More than 6,000 people have been detained since the coup, and journalists are one of many groups being targeted.
Danny Fenster, an American journalist arrested last month by Myanmar authorities, has made an appearance in a special court in the prison where he is being held, his employer said.
However, US consular officials are still being denied access to Fenster, State Department spokesman Ned Price said on Thursday.
A statement from Frontier Myanmar, the current affairs magazine where Fenster is managing editor, said he faces a charge of incitement, which carries a potential three-year prison term.

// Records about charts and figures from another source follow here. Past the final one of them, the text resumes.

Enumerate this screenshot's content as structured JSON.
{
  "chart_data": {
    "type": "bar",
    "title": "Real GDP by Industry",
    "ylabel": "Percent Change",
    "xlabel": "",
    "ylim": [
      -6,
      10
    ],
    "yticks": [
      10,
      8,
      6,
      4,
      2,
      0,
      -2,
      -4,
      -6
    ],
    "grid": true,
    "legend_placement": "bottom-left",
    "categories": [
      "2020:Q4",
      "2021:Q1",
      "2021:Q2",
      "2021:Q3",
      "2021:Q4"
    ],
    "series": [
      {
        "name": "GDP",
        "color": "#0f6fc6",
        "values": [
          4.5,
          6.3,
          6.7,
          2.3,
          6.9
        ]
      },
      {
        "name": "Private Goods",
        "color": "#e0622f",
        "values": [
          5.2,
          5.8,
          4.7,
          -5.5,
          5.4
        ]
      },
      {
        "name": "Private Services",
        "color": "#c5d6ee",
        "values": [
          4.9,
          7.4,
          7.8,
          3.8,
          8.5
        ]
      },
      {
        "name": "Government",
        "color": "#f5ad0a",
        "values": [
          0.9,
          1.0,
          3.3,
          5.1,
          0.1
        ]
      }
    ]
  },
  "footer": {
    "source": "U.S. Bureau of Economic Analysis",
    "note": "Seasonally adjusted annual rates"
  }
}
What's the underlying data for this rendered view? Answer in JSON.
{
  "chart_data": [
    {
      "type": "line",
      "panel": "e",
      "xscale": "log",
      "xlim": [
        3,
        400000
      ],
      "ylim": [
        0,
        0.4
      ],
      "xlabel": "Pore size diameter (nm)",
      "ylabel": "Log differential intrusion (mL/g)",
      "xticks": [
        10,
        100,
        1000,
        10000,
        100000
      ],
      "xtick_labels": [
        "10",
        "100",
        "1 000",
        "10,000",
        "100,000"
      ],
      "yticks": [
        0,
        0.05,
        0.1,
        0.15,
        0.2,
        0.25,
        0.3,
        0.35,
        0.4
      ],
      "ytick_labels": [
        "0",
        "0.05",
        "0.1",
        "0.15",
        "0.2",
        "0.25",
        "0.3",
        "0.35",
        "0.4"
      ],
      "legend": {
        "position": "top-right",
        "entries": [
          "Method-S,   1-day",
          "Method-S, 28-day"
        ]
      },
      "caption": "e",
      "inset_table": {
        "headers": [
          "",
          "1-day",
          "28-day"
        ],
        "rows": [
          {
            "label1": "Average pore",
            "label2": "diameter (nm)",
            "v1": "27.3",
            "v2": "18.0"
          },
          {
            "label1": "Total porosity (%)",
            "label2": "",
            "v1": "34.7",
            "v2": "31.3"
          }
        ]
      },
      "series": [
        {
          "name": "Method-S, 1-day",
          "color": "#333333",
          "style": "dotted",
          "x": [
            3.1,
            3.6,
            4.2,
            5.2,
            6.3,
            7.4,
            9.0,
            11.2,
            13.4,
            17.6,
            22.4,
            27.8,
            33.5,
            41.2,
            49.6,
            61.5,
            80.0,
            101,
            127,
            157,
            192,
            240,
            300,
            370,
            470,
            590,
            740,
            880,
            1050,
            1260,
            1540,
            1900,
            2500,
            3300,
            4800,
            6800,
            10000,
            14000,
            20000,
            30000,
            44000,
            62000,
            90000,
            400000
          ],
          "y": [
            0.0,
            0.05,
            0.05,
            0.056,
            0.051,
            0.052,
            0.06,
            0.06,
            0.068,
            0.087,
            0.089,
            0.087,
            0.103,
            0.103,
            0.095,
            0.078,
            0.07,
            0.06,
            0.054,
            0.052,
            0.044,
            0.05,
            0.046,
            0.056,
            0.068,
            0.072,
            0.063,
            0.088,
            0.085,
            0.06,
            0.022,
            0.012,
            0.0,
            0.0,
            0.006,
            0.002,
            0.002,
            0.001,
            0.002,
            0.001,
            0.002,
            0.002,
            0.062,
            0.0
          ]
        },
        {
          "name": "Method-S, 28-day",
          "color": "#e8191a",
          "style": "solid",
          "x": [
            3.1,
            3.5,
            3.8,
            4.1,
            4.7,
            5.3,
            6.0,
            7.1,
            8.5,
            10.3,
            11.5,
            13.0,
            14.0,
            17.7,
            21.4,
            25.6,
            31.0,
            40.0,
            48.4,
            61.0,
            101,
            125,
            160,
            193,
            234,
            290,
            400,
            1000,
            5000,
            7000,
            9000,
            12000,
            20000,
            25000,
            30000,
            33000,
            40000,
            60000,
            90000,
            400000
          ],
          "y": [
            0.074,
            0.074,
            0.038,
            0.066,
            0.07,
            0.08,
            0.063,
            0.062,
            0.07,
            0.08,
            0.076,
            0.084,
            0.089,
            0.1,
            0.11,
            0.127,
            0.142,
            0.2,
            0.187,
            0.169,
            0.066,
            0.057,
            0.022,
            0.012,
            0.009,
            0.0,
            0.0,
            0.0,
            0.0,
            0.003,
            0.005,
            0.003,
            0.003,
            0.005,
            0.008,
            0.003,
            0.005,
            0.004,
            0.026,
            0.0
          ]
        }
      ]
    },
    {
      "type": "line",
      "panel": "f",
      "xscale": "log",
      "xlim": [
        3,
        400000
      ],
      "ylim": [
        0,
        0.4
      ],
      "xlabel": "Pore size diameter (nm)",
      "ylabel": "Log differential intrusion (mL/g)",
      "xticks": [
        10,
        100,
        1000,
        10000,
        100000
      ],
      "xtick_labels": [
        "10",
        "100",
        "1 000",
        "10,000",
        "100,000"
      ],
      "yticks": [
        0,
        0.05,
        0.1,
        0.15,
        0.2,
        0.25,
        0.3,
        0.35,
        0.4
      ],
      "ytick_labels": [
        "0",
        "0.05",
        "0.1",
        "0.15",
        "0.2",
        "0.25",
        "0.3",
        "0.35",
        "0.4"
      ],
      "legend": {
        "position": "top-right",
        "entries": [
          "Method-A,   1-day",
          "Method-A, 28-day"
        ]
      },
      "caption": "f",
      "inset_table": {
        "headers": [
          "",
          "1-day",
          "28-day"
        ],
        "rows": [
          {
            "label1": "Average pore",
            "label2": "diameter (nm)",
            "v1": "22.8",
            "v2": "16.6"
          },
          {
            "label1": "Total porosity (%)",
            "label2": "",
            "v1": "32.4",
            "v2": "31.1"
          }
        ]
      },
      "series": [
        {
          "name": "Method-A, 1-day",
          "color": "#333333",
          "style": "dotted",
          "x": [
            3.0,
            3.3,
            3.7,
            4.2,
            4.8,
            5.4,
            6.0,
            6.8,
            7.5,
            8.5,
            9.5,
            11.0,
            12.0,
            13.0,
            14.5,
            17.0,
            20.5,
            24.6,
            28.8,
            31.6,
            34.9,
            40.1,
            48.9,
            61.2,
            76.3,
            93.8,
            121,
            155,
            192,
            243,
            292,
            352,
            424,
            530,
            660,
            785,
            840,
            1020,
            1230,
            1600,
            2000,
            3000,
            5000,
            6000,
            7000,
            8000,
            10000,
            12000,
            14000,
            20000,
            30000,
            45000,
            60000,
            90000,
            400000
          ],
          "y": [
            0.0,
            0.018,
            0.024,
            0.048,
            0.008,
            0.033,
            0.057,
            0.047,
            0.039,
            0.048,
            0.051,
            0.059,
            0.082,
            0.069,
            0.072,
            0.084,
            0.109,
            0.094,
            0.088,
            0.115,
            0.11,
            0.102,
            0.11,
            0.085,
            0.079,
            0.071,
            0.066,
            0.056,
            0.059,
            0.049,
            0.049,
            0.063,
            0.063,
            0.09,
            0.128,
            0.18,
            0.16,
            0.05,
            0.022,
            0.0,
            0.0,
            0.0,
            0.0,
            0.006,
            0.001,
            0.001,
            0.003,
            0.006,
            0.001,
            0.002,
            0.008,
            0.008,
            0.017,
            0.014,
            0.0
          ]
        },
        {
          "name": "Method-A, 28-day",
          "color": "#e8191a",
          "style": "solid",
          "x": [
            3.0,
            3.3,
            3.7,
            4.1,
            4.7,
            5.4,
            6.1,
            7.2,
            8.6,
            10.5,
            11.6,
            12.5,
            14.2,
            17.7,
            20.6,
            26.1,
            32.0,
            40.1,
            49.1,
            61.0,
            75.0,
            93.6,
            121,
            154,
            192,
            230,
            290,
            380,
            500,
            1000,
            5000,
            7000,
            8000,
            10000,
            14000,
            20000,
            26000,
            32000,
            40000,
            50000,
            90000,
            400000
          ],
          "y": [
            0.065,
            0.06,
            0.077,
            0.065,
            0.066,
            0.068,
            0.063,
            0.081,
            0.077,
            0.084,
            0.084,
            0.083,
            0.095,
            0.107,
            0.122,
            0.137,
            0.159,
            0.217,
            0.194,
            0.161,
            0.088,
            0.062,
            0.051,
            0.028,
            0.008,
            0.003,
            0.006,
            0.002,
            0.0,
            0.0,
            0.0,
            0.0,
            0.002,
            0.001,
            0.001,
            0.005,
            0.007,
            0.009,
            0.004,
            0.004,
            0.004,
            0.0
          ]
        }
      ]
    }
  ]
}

The charge, used frequently against dissidents and journalists, criminalises “any attempt to cause fear, spread false news, or agitate directly or indirectly a criminal offense against a government employee”.
The magazine said it did not know the reason for the charge.
“We know that Danny has done nothing to warrant this charge,” Frontier Myanmar said in a statement. “We condemn his detention and demand his immediate and unconditional release.”
“Finally some movement, but our frustration is mounting,” Fenster’s brother Bryan wrote on Twitter. “A hearing without official communication with the US Consulate or our family. Continued detainment without access to legal counsel or official charges against him. Denial of US Consulate access to both Danny and his hearing, despite repeated requests over the past 25 days.”
The military, which seized power from the elected government on February 1, has tried to silence independent news media by withdrawing the licences they must obtain to publish or broadcast and by arresting dozens of journalists. Satellite television has also been banned and internet services curtailed.
Another US journalist, Nathan Maung – who was also arrested in Myanmar, has been returned to the US after his release earlier this month, Price said on a Thursday briefing call with reporters.
“We are doing everything we can to see to it that Danny Fenster is reunited with his family,” Price said. “We are, of course, very gratified by the release and the safe return of Nathan Maung, who recently arrived back in the United States and has had an opportunity to meet and to speak with senior Department of State officials.”
Myanmar has been in crisis since the February coup and the generals have struggled to impose order amid mass protests against their rule and a civil disobedience movement that has paralysed parts of the economy.
Clashes have also intensified in Myanmar’s restive border areas where decades-long conflicts with ethnic armed groups have reignited. Some protesters have also sought training with the armed groups, while the National Unity Government (NUG) – a parallel administration made up of the elected politicians who were overthrown by the generals – said in May it would set up a national level People’s Defence Force.
The military regime has blamed the violence on “terrorists” and arrested more than 6,000 people since the coup, according to the Assistance Association for Political Prisoners, a human rights group. Some 865 people have been killed, although the military says the figure is lower.
The United Nations in Myanmar said on Thursday it was alarmed by recent acts of violence that illustrated a “sharp deterioration of the human rights environment”.
It highlighted the discovery of mass graves, and the burning of Kin Ma village this week that witnesses said was carried out by security forces.
Although the bulk of international criticism has been directed at the regime, there are also concerns about the conduct of rebel forces and recently formed guerrilla movements.
An ethnic political group fighting the army in the east has said it will investigate accusations in state-run media that its forces abducted a group of 47 people last month, and killed 25 of them.
The state-run Global New Light of Myanmar newspaper and army controlled Myawaddy Television this week showed pictures of what appeared to be 25 bodies in a forest clearing and accused fighters from the Karen National Defence Organisation (KNDO) of carrying out the atrocity.
The Karen National Union, the KNDO’s political wing, said in a letter dated June 16 that its investigation aimed to establish the truth.
“The Karen National Union follows the Geneva Convention which doesn’t accept killing civilians during armed fighting,” it said.
The UN General Assembly is set on Friday to call for a stop to the flow of arms to Myanmar, as well as to urge the military to respect the results of November’s election and release political detainees, diplomats said.